My Novels


 

The Great Equalizer

Set in South Florida in the early 1980’s, The Great Equalizer tells the story of Benny Horowitz, who drops out of college two weeks before his graduation, stopped dead in his tracks by an overwhelming fear for the planet’s future and his own mortality. Having left college, he finds a temporary job at a group home for developmentally disabled adults, whose “inappropriate” and “deviant” behavior he is charged with reshaping. It isn’t long before Benny begins to appreciate the uniqueness of each of the resident’s personalities and the richness of their worlds, and discovers it is he, not they, who is being reshaped—and reshaped through the eyes of one developmentally disabled resident in particular: 26 year-old artist Nadia Christov, who crafts remarkable trees out of clay. It is Nadia’s rare ability to see the world with fresh eyes—to appreciate the natural wonders surrounding her “everywhere and all the time”—that finally convinces Benny she might hold the keys to the greatest of his fears.


Rainbow Rhapsody

Rick Borsten, author of the critically acclaimed The Great Equalizer, again takes on issues of unlimited power and social responsibility.  The result is a second novel of vivid incident told with a strong vein of humor.

 Rhapsody Walker is a depressed rock and roll superstar, who, unlike his musician ancestors, has a worldwide fan base, and thus a startling amount of potential clout, but not a clue what to do with it other than sell out his concerts.  Then, a near death experience and an international nuclear crisis finally awaken him to life’s fragility and splendor, and to the madness of what his farmer/saxophone-playing grandfather calls “the White Machine.”  When the international crisis is averted, and after Rhap has recovered from the freak accident that nearly killed him, he turns his talents, huge fortune, and universal fame to political activism, particularly nuclear disarmament.  But as the novel winds to its unexpected climax, he’s forced to interrupt his planet-saving mission with the more prosaic circumstances of individual death.  Gradually, Rhap learns that his inheritance from his grandparents, who raised him, is not only musical.  Their loving commitment to him, to each other, and to the land are given energetic expression in Rhapsody’s public life and performance.

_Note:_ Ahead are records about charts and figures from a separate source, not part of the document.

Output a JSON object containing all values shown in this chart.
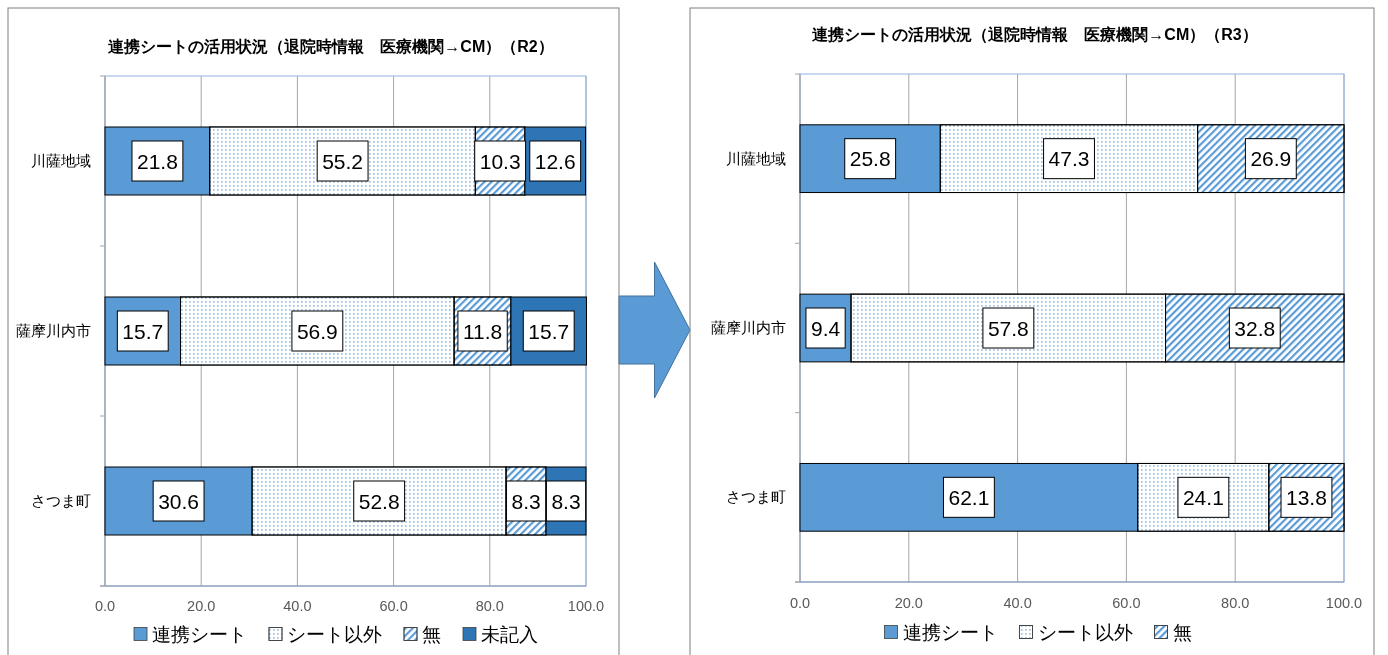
{
  "chart_data": [
    {
      "type": "bar",
      "orientation": "horizontal",
      "stacked": true,
      "title": "連携シートの活用状況（退院時情報　医療機関→CM）（R2）",
      "categories": [
        "川薩地域",
        "薩摩川内市",
        "さつま町"
      ],
      "series": [
        {
          "name": "連携シート",
          "color": "#5b9bd5",
          "values": [
            21.8,
            15.7,
            30.6
          ]
        },
        {
          "name": "シート以外",
          "color": "#9dc3e6",
          "values": [
            55.2,
            56.9,
            52.8
          ]
        },
        {
          "name": "無",
          "color": "#5b9bd5",
          "values": [
            10.3,
            11.8,
            8.3
          ]
        },
        {
          "name": "未記入",
          "color": "#2e75b6",
          "values": [
            12.6,
            15.7,
            8.3
          ]
        }
      ],
      "xlim": [
        0,
        100
      ],
      "xticks": [
        {
          "value": 0,
          "label": "0.0"
        },
        {
          "value": 20,
          "label": "20.0"
        },
        {
          "value": 40,
          "label": "40.0"
        },
        {
          "value": 60,
          "label": "60.0"
        },
        {
          "value": 80,
          "label": "80.0"
        },
        {
          "value": 100,
          "label": "100.0"
        }
      ],
      "grid": "x",
      "legend": "bottom",
      "data_labels": true
    },
    {
      "type": "bar",
      "orientation": "horizontal",
      "stacked": true,
      "title": "連携シートの活用状況（退院時情報　医療機関→CM）（R3）",
      "categories": [
        "川薩地域",
        "薩摩川内市",
        "さつま町"
      ],
      "series": [
        {
          "name": "連携シート",
          "color": "#5b9bd5",
          "values": [
            25.8,
            9.4,
            62.1
          ]
        },
        {
          "name": "シート以外",
          "color": "#9dc3e6",
          "values": [
            47.3,
            57.8,
            24.1
          ]
        },
        {
          "name": "無",
          "color": "#5b9bd5",
          "values": [
            26.9,
            32.8,
            13.8
          ]
        }
      ],
      "xlim": [
        0,
        100
      ],
      "xticks": [
        {
          "value": 0,
          "label": "0.0"
        },
        {
          "value": 20,
          "label": "20.0"
        },
        {
          "value": 40,
          "label": "40.0"
        },
        {
          "value": 60,
          "label": "60.0"
        },
        {
          "value": 80,
          "label": "80.0"
        },
        {
          "value": 100,
          "label": "100.0"
        }
      ],
      "grid": "x",
      "legend": "bottom",
      "data_labels": true
    }
  ]
}
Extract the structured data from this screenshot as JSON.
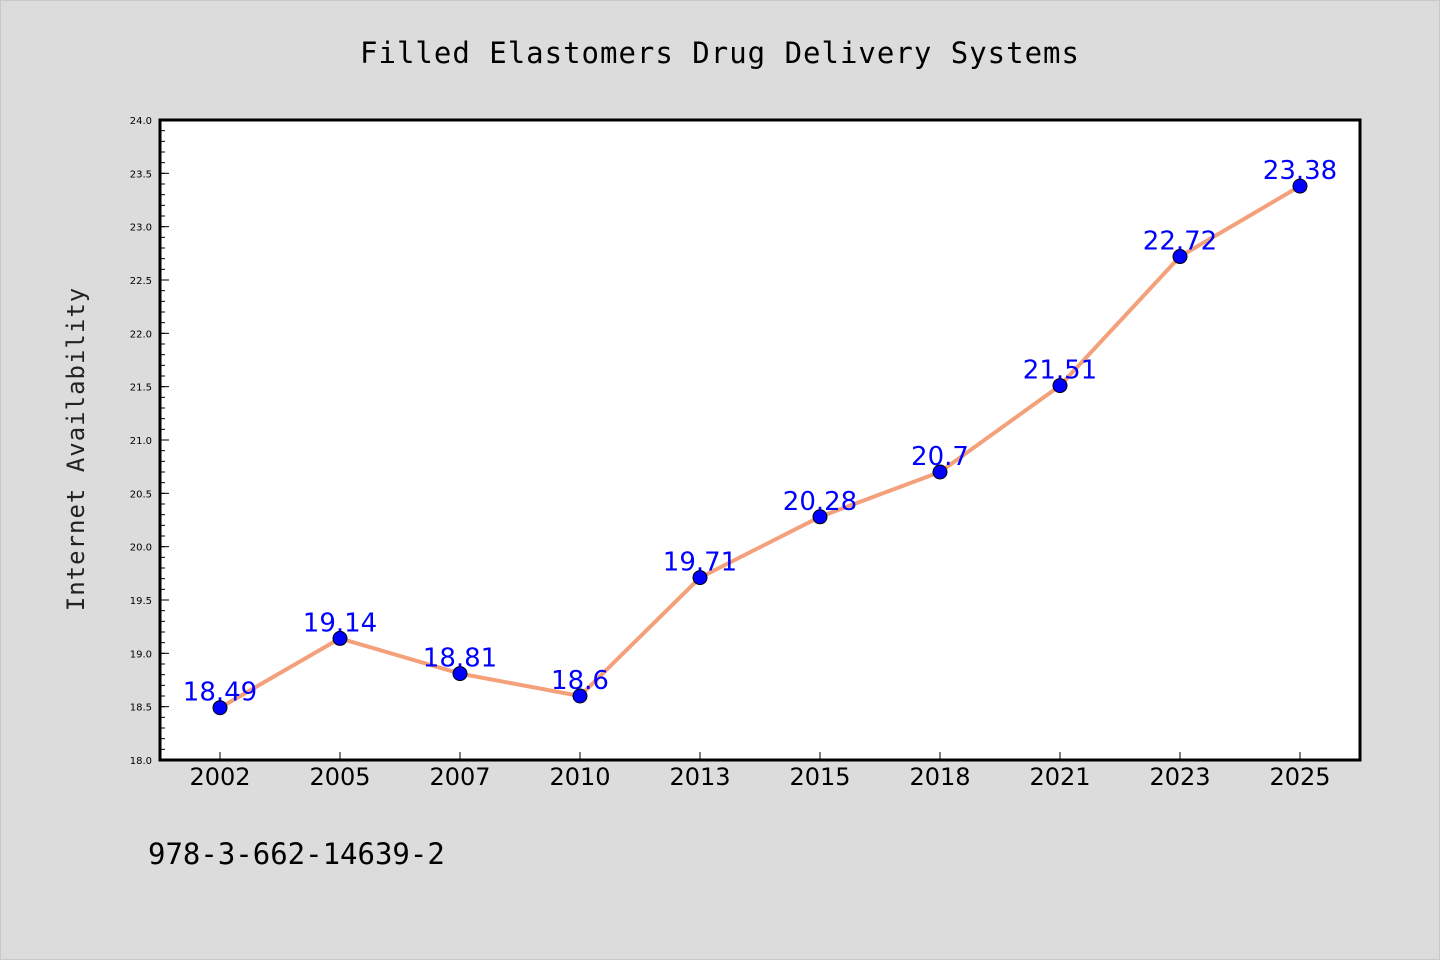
{
  "chart_data": {
    "type": "line",
    "title": "Filled Elastomers Drug Delivery Systems",
    "xlabel": "",
    "ylabel": "Internet Availability",
    "categories": [
      "2002",
      "2005",
      "2007",
      "2010",
      "2013",
      "2015",
      "2018",
      "2021",
      "2023",
      "2025"
    ],
    "series": [
      {
        "values": [
          18.49,
          19.14,
          18.81,
          18.6,
          19.71,
          20.28,
          20.7,
          21.51,
          22.72,
          23.38
        ],
        "labels": [
          "18.49",
          "19.14",
          "18.81",
          "18.6",
          "19.71",
          "20.28",
          "20.7",
          "21.51",
          "22.72",
          "23.38"
        ]
      }
    ],
    "ylim": [
      18.0,
      24.0
    ],
    "yticks": [
      "18.0",
      "18.5",
      "19.0",
      "19.5",
      "20.0",
      "20.5",
      "21.0",
      "21.5",
      "22.0",
      "22.5",
      "23.0",
      "23.5",
      "24.0"
    ],
    "grid": false,
    "legend": "none",
    "colors": {
      "line": "#f4a07a",
      "marker": "#0000ff",
      "data_label": "#0000ff",
      "background": "#dcdcdc",
      "plot_area": "#ffffff"
    }
  },
  "footer": {
    "text": "978-3-662-14639-2"
  }
}
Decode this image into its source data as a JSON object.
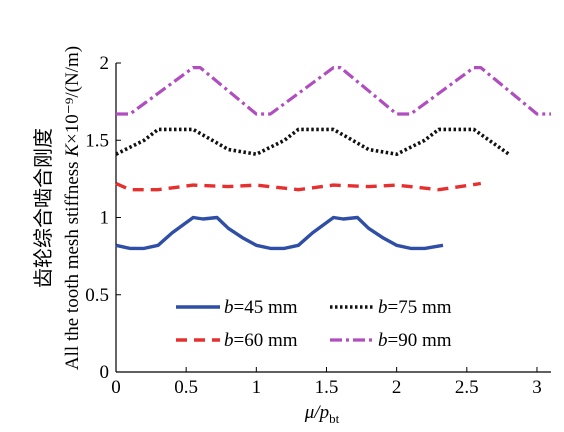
{
  "chart_data": {
    "type": "line",
    "xlabel_main": "μ/p",
    "xlabel_sub": "bt",
    "ylabel_cn": "齿轮综合啮合刚度",
    "ylabel_en": "All the tooth mesh stiffness ",
    "ylabel_var": "K",
    "ylabel_unit": "×10⁻⁹/(N/m)",
    "xlim": [
      0,
      3.1
    ],
    "ylim": [
      0,
      2
    ],
    "xticks": [
      {
        "v": 0,
        "label": "0"
      },
      {
        "v": 0.5,
        "label": "0.5"
      },
      {
        "v": 1,
        "label": "1"
      },
      {
        "v": 1.5,
        "label": "1.5"
      },
      {
        "v": 2,
        "label": "2"
      },
      {
        "v": 2.5,
        "label": "2.5"
      },
      {
        "v": 3,
        "label": "3"
      }
    ],
    "yticks": [
      {
        "v": 0,
        "label": "0"
      },
      {
        "v": 0.5,
        "label": "0.5"
      },
      {
        "v": 1,
        "label": "1"
      },
      {
        "v": 1.5,
        "label": "1.5"
      },
      {
        "v": 2,
        "label": "2"
      }
    ],
    "series": [
      {
        "name": "b=45 mm",
        "var": "b",
        "value": "=45 mm",
        "color": "#2f4ea6",
        "dash": "solid",
        "x": [
          0,
          0.1,
          0.2,
          0.3,
          0.4,
          0.55,
          0.62,
          0.72,
          0.8,
          0.9,
          1.0,
          1.1,
          1.2,
          1.3,
          1.4,
          1.55,
          1.62,
          1.72,
          1.8,
          1.9,
          2.0,
          2.1,
          2.2,
          2.33
        ],
        "y": [
          0.82,
          0.8,
          0.8,
          0.82,
          0.9,
          1.0,
          0.99,
          1.0,
          0.93,
          0.87,
          0.82,
          0.8,
          0.8,
          0.82,
          0.9,
          1.0,
          0.99,
          1.0,
          0.93,
          0.87,
          0.82,
          0.8,
          0.8,
          0.82
        ]
      },
      {
        "name": "b=60 mm",
        "var": "b",
        "value": "=60 mm",
        "color": "#e63030",
        "dash": "dash",
        "x": [
          0,
          0.1,
          0.3,
          0.55,
          0.8,
          1.0,
          1.3,
          1.55,
          1.8,
          2.0,
          2.3,
          2.6
        ],
        "y": [
          1.22,
          1.18,
          1.18,
          1.21,
          1.2,
          1.21,
          1.18,
          1.21,
          1.2,
          1.21,
          1.18,
          1.22
        ]
      },
      {
        "name": "b=75 mm",
        "var": "b",
        "value": "=75 mm",
        "color": "#111111",
        "dash": "dot",
        "x": [
          0,
          0.2,
          0.3,
          0.55,
          0.8,
          1.0,
          1.2,
          1.3,
          1.55,
          1.8,
          2.0,
          2.2,
          2.3,
          2.55,
          2.8
        ],
        "y": [
          1.41,
          1.5,
          1.57,
          1.57,
          1.44,
          1.41,
          1.5,
          1.57,
          1.57,
          1.44,
          1.41,
          1.5,
          1.57,
          1.57,
          1.41
        ]
      },
      {
        "name": "b=90 mm",
        "var": "b",
        "value": "=90 mm",
        "color": "#b04ec0",
        "dash": "dashdot",
        "x": [
          0,
          0.1,
          0.55,
          0.6,
          1.0,
          1.1,
          1.55,
          1.6,
          2.0,
          2.1,
          2.55,
          2.6,
          3.0,
          3.1
        ],
        "y": [
          1.67,
          1.67,
          1.97,
          1.97,
          1.67,
          1.67,
          1.97,
          1.97,
          1.67,
          1.67,
          1.97,
          1.97,
          1.67,
          1.67
        ]
      }
    ],
    "legend": "inside lower-left, two columns"
  }
}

 Set in south Florida and the Pacific Northwest and spanning three generations of musicians from the 1920’s through the 1980’s, Rainbow Rhapsody is a contemporary Porgy and Bess, with many of the qualities of rock opera--a novel that touches the sacred corners of life and fashions a believable myth for those who refuse to become cynical, preferring to focus, instead, on the love and wonder—the “real rhapsody—“ there to be experienced during our journey.